我喜欢下载《英雄之旅》应用程序和教程网页(https://v13.angular.io/tutorial) 进行离线查看。我在 Linux Mint 20.3 Cinnamon 上尝试了 wget。我怀疑 robots.txt 文件导致了重试问题。请帮忙。谢谢。
$ wget --limit-rate=200k --no-clobber --convert-links --random-wait -r -p -E -e robots=off -U mozilla https://v13.angular.io/tutorial
Both --no-clobber and --convert-links were specified, only --convert-links will be used.
--2022-07-17 08:09:50-- https://v13.angular.io/tutorial
Resolving v13.angular.io (v13.angular.io)... 151.101.65.195, 151.101.1.195
Connecting to v13.angular.io (v13.angular.io)|151.101.65.195|:443... connected.
HTTP request sent, awaiting response... 200 OK
Length: unspecified [text/html]
Saving to: ‘v13.angular.io/tutorial.html’
2022-07-17 08:09:50 (1.51 MB/s) - ‘v13.angular.io/tutorial.html’ saved [16907]
--2022-07-17 08:09:50-- https://v13.angular.io/assets/opensearch.xml
Length: 545 [application/xml]
Saving to: ‘v13.angular.io/assets/opensearch.xml’
v13.angular.io/assets/opensearch.xml 100%[===============================================================================>] 545 --.-KB/s in 0s
2022-07-17 08:09:50 (18.2 MB/s) - ‘v13.angular.io/assets/opensearch.xml’ saved [545/545]
... snipped for brevity
$ Retrying.
Retrying.: command not found
$
$ Resolving www.adjust.com (www.adjust.com)... 178.162.216.219
bash: syntax error near unexpected token `('
$ Connecting to www.adjust.com (www.adjust.com)|178.162.216.219|:443... connected.
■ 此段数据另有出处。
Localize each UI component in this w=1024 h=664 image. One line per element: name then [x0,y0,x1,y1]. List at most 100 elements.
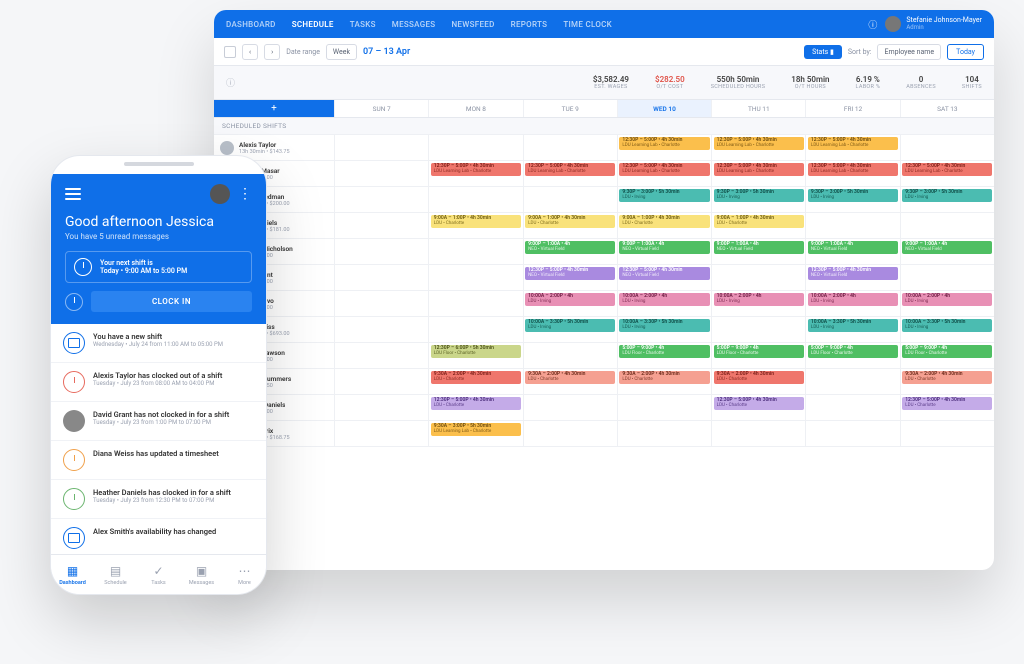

bash: syntax error near unexpected token `('
$ HTTP request sent, awaiting response... 200 OK
HTTP: command not found
$ Length: 186 [text/plain]
Length:: command not found
$ Saving to: ‘www.adjust.com/robots.txt’
Saving: command not found
$
$ www.adjust.com/robots.txt 100%[===============================================================================>] 186 --.-KB/s in 0s
www.adjust.com/robots.txt: line 1: Sitemap:: command not found
www.adjust.com/robots.txt: line 2: User-agent:: command not found
www.adjust.com/robots.txt: line 3: Disallow:: command not found
www.adjust.com/robots.txt: line 4: Disallow:: command not found
www.adjust.com/robots.txt: line 5: Disallow:: command not found
www.adjust.com/robots.txt: line 6: Disallow:: command not found
$
$ 2022-07-17 08:33:01 (9.95 MB/s) - ‘www.adjust.com/robots.txt’ saved [186/186]
$ wget --version
GNU Wget 1.20.3 built on linux-gnu.
答案1
此特定robots.txt
文件导致wget
问题,因为它无法解析其中的链接。这可能只是 中的一个错误wget
。
这个问题已通过添加到wget
的参数 来解决--reject robots.txt
,以便它忽略该文件。
然而,并非每个下载的页面都能像在原始环境中一样运行,因此只有较简单的网页才能保证成功。